1.1.2. Émergence de centres substituables ou complémentaires au centre historique

Avant d’appréhender le lien entre la concentration des emplois dans des pôles périphériques et la répartition des groupes de populations, il est primordial de comprendre la nature des interactions entre firmes mais aussi entre firmes et ménages, et la relation entre les pôles et le centre historique (Fujita et Thisse, 2003). Il s’agit en effet, de savoir si les pôles secondaires sont concurrents au centre historique, ou si ils sont plutôt complémentaires. Dans le premier cas, les pôles périphériques reproduisent les mêmes activités de la centralité basées sur la proximité et l’interaction. Avec le temps, ils deviennent autonomes et indépendants du centre historique et vident ce dernier de ses activités les plus stratégiques, à l’image de ce qui s’est passé dans certaines edges cities aux Etats-Unis. C’est la thèse du déclin et la ghettoïsation du centre historique. Dans le deuxième cas, ces pôles d’emploi n’accueillent que certains types particuliers d’activités stratégiques qui se délocalisent du centre vers la périphérie. Chaque pôle spécialisé reste complémentaire au centre historique ou avec les autres pôles périphériques (Anas et al. 1998 ; Lacour et Puissant, 1999).

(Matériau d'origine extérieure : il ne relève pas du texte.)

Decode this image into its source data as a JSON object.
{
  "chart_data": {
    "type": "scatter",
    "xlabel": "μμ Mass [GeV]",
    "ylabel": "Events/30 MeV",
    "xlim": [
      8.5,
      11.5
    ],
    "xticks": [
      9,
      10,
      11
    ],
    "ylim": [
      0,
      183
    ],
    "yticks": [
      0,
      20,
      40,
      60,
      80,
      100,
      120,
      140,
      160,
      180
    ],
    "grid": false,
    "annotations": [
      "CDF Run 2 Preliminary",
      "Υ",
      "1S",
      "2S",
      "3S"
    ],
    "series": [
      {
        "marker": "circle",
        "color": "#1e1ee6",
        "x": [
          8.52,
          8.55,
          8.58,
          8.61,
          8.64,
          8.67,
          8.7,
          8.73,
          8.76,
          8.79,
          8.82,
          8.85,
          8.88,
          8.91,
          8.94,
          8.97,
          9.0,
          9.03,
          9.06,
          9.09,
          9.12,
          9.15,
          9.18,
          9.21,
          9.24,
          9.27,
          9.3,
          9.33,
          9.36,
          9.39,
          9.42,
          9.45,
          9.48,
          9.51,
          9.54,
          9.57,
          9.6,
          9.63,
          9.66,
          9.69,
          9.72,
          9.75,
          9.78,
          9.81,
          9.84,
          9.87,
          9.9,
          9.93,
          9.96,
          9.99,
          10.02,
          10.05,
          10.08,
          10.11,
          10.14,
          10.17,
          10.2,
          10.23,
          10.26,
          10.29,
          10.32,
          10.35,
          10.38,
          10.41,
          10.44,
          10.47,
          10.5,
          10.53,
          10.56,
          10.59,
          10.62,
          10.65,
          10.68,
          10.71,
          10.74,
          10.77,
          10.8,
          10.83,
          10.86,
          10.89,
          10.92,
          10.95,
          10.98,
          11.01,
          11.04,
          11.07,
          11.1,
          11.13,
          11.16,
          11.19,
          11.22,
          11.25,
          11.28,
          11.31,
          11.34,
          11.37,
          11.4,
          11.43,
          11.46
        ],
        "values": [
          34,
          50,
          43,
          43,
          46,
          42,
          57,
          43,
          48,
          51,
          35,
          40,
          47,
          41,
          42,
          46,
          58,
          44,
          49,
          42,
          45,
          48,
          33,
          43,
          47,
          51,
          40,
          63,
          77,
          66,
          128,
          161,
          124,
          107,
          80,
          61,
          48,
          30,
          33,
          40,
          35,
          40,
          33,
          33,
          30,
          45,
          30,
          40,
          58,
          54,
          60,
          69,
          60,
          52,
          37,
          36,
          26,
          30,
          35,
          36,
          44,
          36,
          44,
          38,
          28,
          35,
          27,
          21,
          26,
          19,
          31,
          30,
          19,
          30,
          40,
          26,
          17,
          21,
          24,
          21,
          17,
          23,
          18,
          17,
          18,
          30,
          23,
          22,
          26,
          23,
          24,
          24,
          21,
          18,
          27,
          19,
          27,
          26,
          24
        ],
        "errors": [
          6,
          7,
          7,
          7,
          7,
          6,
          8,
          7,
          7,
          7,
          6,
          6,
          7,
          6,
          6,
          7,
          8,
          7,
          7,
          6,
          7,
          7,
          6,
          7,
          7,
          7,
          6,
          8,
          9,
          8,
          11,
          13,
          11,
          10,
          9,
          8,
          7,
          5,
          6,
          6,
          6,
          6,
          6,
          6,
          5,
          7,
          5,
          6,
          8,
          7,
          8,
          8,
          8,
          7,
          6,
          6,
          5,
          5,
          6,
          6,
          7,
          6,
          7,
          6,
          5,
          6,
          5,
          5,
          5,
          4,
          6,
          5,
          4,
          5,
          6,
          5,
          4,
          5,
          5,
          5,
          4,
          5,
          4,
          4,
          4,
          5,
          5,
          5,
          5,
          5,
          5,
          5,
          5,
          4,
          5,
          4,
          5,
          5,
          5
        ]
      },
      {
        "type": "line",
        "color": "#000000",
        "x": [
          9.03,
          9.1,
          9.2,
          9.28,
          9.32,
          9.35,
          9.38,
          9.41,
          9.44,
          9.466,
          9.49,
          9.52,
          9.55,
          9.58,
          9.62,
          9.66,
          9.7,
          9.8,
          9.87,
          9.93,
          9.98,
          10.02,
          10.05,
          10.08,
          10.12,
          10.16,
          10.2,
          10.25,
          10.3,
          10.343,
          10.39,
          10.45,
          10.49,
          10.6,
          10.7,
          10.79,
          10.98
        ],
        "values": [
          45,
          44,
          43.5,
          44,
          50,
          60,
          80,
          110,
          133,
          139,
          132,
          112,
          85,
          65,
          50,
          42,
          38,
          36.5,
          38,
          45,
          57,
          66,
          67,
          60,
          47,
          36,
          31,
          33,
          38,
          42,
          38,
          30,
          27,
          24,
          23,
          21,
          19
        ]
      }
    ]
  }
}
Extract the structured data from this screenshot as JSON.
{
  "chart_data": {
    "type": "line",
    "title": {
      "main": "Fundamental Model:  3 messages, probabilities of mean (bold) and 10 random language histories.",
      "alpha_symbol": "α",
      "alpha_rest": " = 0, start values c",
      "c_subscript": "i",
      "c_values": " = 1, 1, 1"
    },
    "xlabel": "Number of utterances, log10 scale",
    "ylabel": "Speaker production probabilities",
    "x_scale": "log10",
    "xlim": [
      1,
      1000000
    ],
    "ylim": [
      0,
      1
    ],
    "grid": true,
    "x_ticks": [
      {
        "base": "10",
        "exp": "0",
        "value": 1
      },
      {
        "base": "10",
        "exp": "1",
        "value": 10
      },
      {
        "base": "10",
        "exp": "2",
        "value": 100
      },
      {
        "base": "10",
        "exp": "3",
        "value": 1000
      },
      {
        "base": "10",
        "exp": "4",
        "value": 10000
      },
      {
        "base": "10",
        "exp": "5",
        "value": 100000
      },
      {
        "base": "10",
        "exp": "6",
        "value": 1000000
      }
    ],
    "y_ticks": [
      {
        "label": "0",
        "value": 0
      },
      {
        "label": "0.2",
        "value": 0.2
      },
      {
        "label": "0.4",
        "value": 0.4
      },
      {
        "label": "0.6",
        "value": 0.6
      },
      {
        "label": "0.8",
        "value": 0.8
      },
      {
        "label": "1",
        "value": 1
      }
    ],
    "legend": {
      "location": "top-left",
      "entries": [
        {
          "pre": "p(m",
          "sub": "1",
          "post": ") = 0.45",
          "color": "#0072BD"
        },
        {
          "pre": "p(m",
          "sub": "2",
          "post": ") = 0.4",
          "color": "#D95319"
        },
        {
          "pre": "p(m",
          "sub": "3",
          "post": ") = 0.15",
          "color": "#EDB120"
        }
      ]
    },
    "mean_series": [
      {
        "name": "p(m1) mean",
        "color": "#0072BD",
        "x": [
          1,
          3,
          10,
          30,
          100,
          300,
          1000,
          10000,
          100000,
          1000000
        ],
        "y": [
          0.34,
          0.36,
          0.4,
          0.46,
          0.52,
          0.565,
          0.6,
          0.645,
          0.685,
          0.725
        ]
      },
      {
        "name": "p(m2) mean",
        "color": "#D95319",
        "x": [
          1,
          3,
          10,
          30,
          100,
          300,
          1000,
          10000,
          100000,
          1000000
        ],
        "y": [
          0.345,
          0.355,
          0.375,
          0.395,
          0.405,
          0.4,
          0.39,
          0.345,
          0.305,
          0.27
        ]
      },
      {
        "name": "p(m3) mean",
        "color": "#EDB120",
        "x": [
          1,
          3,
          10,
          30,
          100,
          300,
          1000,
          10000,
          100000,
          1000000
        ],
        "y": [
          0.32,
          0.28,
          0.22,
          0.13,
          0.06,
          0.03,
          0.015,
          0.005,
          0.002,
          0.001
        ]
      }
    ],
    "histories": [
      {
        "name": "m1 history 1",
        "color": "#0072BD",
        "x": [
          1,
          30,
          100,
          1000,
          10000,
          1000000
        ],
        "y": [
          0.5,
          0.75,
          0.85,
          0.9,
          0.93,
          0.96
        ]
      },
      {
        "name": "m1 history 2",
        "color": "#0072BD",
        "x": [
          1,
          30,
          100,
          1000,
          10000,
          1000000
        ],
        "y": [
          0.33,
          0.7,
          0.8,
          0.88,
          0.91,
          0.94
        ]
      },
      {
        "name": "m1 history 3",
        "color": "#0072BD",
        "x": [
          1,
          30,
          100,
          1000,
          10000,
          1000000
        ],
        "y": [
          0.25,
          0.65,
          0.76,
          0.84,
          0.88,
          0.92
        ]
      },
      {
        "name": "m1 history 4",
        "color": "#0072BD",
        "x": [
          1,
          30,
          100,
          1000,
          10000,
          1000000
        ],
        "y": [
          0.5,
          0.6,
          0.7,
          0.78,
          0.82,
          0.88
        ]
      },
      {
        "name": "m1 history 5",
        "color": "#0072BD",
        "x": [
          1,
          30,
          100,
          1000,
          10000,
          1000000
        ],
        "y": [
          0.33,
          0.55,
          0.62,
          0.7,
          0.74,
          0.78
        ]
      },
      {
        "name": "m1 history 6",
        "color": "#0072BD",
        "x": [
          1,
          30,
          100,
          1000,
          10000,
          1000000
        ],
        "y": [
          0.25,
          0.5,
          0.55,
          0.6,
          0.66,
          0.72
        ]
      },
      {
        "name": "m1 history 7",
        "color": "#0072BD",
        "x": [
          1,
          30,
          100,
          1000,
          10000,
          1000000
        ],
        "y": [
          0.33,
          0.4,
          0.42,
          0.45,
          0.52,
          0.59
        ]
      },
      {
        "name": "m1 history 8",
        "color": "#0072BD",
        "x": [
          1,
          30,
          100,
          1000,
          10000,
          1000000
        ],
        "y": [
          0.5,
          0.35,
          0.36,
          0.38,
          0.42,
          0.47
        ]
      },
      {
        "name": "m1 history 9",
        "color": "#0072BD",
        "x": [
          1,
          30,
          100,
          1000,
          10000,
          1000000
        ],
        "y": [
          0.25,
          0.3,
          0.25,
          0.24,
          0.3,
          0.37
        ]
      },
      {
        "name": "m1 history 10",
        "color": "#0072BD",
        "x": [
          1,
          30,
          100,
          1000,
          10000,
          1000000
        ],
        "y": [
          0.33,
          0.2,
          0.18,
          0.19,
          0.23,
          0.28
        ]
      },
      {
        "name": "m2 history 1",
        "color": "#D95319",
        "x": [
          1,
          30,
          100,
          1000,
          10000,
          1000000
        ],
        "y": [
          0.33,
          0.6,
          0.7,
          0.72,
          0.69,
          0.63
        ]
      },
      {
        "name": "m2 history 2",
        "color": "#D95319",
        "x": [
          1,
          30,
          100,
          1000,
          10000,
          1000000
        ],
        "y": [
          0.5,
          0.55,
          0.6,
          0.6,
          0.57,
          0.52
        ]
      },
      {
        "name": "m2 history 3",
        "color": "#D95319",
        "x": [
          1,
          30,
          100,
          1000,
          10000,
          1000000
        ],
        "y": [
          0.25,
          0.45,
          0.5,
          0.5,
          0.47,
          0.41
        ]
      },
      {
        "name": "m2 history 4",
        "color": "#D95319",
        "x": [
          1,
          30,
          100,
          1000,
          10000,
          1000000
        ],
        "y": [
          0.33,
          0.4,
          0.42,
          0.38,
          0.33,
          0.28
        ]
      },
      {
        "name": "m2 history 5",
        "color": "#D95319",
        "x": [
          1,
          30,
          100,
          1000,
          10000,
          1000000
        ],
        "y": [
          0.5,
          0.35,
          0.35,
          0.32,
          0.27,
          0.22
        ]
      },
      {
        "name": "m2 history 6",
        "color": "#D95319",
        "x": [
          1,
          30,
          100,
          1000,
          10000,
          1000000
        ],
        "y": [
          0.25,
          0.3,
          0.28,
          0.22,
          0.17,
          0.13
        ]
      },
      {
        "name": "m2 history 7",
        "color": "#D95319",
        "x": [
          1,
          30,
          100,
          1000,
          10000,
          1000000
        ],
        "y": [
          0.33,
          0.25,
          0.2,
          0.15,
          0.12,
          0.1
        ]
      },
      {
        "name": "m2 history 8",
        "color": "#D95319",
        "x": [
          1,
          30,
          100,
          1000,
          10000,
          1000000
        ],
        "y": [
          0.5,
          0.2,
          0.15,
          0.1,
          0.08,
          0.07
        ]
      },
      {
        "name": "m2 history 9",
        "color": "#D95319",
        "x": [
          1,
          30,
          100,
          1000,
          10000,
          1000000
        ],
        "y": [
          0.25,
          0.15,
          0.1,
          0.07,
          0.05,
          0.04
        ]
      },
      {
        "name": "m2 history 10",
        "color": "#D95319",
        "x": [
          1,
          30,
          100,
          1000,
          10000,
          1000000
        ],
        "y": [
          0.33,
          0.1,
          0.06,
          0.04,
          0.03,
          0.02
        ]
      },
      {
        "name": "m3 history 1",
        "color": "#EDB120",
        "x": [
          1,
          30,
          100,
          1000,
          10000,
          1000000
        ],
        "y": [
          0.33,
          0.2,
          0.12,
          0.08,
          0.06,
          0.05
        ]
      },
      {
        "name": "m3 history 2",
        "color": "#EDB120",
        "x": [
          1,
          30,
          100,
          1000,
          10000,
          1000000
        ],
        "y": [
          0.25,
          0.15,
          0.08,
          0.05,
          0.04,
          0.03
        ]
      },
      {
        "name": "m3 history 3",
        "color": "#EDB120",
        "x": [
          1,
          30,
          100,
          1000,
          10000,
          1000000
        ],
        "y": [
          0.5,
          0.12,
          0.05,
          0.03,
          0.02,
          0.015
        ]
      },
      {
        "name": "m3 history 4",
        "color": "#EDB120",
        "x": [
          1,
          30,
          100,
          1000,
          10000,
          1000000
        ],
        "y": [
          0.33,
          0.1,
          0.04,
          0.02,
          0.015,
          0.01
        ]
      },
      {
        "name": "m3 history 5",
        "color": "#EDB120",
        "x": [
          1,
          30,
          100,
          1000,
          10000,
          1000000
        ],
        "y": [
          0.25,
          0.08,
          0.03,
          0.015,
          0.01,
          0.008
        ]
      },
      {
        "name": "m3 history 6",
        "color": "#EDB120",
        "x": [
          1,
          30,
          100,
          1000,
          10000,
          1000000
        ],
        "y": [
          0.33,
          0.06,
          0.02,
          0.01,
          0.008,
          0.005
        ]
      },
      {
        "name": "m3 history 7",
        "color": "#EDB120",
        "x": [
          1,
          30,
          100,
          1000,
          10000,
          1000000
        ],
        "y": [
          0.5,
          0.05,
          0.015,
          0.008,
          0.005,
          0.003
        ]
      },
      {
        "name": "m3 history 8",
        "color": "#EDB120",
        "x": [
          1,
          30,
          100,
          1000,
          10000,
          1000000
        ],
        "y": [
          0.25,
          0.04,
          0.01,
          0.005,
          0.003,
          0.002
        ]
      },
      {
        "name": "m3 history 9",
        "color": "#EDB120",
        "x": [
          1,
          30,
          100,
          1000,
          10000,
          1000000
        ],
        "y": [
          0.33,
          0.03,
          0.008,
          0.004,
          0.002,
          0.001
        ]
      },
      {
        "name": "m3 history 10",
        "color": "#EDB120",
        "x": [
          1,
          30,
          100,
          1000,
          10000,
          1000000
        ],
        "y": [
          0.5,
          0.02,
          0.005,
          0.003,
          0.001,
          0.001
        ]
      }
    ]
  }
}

L’explication théorique de l’émergence des pôles secondaires dans les modèles de la NEG se base sur la précision des forces d’agglomération et de dispersion qui alimentent le processus d’auto-organisation à l‘échelle microéconomique ou la mise en avant du rôle des macro-agents. Pour faire apparaître des pôles substituables ou complémentaires à l’échelle intra-urbaine, les modèles à interaction spatiale (Fujita-Imai-Ogawa) combinent les externalités informationnelles et les coûts de transport, alors que les modèles inter-urbains (Fujita-Krugman-Mori) utilisent les forces d’agglomérations liées à la variété des produits et les coûts de transport des biens industriels et agricoles (Huriot et al. 2003). L’introduction de différents secteurs d’activité ou de fonctions dans le premier type de modèles permet de faire apparaître des pôles spécialisés à l’échelle intra-urbaine (Ota et Fujita, 1993). L’intervention des macro-agents peut donner lieu à des pôles secondaires (Henderson et Mitra, 1996), qui sont souvent complémentaires du centre historique (Gaschet, 2003).